I thought this might be a difficult contrast to attempt. The ‘sweet’ was relatively easy, as most people will recognise a sweet or something that is sweet. These sweets are Malay fare and a very sugary. I have made sure the colours are quite saturated to emphasise the look of sweetness. Other than shooting a lemon or lime, ‘sour’ would be slightly more difficult. By chance one night whilst out with friends, one of them tried a new cocktail. It turned out to be one of the most sour things he had ever tasted it. I instinctively took the shot. The black and white leads the viewer to the face without distraction and while the technical quality may be debatable at best, I feel that shouldn’t get in the way of telling a story. This shot, I think, tells it perfectly.
I desaturated the image to give more contrast and emphasise the ridges in the sand as they run in to the glassy water at the foot of the frame. The wet sand also helps to show the ridges by giving highlights to them. If the light hitting the water hadn’t been from directly above me I don’t think this shot would have worked as well as it does. It makes the water look almost opaque at first glance until you realise you can see through to the sand underneath.
Throughout this assignment I have tried to be mindful of the preceding exercises in the module. To use the knowledge I have gained whilst undertaking them has enabled me to be more thoughtful about the way I not only take photographs but the approach I take towards the subject as a whole. I found the assignment challenging to start with as I was probably trying to over think it and not take my natural photographs. This is not necessarily a bad thing as I realised after I had started I needed to relax in to it a bit more than I was.

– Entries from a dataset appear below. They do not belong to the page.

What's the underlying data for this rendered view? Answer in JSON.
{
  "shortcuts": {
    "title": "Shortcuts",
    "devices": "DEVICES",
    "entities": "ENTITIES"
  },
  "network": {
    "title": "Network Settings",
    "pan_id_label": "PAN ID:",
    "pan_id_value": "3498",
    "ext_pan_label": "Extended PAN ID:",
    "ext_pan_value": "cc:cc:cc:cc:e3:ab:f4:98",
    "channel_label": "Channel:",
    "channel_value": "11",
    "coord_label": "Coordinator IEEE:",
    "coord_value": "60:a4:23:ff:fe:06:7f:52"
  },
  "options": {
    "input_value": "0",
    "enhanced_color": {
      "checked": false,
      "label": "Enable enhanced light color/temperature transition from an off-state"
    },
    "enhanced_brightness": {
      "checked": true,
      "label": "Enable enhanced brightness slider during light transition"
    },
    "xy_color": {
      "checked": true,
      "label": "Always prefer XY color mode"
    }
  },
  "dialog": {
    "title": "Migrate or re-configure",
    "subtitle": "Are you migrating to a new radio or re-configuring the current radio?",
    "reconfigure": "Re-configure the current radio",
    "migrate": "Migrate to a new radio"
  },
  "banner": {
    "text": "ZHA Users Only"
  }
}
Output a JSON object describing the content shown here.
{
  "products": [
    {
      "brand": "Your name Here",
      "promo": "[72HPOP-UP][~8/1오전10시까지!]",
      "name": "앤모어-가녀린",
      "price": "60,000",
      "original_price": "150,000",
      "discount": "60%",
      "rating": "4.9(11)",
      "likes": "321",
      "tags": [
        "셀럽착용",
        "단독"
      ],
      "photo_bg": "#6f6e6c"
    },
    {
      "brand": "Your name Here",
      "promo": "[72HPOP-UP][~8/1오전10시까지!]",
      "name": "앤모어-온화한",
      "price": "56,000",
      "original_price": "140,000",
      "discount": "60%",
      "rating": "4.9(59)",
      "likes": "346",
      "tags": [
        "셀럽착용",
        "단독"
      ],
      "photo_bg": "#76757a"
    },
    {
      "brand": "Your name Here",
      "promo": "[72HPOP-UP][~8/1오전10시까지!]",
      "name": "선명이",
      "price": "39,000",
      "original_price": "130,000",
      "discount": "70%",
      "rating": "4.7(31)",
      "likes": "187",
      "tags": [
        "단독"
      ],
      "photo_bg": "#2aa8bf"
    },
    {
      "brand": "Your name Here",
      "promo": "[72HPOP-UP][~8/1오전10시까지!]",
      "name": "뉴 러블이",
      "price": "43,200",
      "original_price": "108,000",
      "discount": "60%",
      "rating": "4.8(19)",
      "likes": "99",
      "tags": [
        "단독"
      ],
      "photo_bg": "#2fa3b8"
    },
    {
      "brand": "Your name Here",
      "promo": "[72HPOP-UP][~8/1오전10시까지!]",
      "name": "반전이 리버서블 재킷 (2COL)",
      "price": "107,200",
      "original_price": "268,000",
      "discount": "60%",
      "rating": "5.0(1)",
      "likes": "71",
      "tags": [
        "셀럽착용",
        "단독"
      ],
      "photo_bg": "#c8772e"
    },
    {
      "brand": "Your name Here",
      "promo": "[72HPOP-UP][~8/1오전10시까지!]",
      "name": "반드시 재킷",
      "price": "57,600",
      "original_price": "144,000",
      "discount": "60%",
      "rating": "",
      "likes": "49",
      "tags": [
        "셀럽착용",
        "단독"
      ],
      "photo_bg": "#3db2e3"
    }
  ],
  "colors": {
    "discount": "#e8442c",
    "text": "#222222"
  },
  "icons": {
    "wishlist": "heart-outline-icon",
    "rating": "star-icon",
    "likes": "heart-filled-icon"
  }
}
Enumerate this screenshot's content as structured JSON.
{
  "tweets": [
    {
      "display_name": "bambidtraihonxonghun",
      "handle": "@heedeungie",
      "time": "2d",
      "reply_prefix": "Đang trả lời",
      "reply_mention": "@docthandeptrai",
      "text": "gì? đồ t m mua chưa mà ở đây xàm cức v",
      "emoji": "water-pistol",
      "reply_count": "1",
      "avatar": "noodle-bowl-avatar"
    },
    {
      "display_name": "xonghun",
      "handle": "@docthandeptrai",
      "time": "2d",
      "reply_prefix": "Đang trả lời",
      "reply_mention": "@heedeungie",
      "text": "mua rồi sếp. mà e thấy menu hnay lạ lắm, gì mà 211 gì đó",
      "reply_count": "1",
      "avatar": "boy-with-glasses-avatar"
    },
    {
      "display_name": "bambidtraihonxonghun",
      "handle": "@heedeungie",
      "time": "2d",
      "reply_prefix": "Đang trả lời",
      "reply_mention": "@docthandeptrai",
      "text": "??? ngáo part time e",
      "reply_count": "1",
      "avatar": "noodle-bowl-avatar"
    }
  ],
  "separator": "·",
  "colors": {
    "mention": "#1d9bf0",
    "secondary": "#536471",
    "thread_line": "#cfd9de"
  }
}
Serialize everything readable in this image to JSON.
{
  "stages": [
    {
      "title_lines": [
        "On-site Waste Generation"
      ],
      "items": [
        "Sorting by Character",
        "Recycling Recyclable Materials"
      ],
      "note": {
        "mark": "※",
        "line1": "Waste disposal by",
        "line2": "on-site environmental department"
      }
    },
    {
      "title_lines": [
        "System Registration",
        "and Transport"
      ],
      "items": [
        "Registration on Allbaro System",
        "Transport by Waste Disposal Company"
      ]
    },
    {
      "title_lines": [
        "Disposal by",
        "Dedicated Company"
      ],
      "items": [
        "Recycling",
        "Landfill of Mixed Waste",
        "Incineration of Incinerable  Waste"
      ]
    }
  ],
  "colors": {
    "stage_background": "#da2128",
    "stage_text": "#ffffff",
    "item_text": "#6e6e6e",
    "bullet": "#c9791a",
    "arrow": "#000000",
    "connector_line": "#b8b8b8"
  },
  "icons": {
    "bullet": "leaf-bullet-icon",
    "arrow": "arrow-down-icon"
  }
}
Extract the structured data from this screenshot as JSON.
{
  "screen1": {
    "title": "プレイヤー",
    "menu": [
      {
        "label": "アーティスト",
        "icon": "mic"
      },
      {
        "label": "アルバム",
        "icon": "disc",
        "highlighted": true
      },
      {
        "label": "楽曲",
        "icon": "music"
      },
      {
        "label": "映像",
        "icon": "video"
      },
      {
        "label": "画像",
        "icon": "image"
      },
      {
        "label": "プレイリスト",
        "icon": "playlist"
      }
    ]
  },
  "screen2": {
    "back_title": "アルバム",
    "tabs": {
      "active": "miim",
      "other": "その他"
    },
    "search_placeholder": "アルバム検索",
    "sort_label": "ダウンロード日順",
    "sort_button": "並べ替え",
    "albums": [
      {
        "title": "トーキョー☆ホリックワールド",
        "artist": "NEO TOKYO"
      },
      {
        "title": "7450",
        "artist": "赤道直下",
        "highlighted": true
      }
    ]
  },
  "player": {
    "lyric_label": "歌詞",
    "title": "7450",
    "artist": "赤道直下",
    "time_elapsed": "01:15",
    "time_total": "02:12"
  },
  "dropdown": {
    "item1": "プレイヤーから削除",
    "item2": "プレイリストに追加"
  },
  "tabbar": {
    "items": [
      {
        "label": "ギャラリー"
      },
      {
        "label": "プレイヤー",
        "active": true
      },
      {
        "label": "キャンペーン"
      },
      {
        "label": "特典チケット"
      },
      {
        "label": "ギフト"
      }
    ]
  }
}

Indeed on my first time out to take photos specifically for this assignment I came back with very little useable material.
An interesting thing that came out of this exercise was how many times it would have been easier to take a shot of the contrasts in one frame. Almost all of the pairs I took and some that I didn’t I could easily visualise contained in a single image. This says to me that although we may look at contrasts as being somehow opposite they are actually mutually necessary (obviously) and co-exist in close (physical or otherwise) proximity to one another.
With reference to my earlier notes on the assignment, it would seem that although I attempted to take all these contrasts, the only one I managed was ‘Sweet/Sour’. This was for no apparent reason and didn’t influence my final choices, but it is interesting that these few pairs are the least photographed (according to my straw poll/blog investigation). Indeed ‘Black and White’ kept goading me in to taking one shot including both contrasts, but I just didn’t go for it.
I think my style of photography is already changing since starting the course. Possibly it is not noticeable in the final material but my approach is changing (for the better). Everything that I knew (or thought I knew) before I started has been challenged which has been good. It has also been confusing, enlightening, thought provoking and fun. I look forward to starting on Part Two of the module and receiving feedback on the assignment.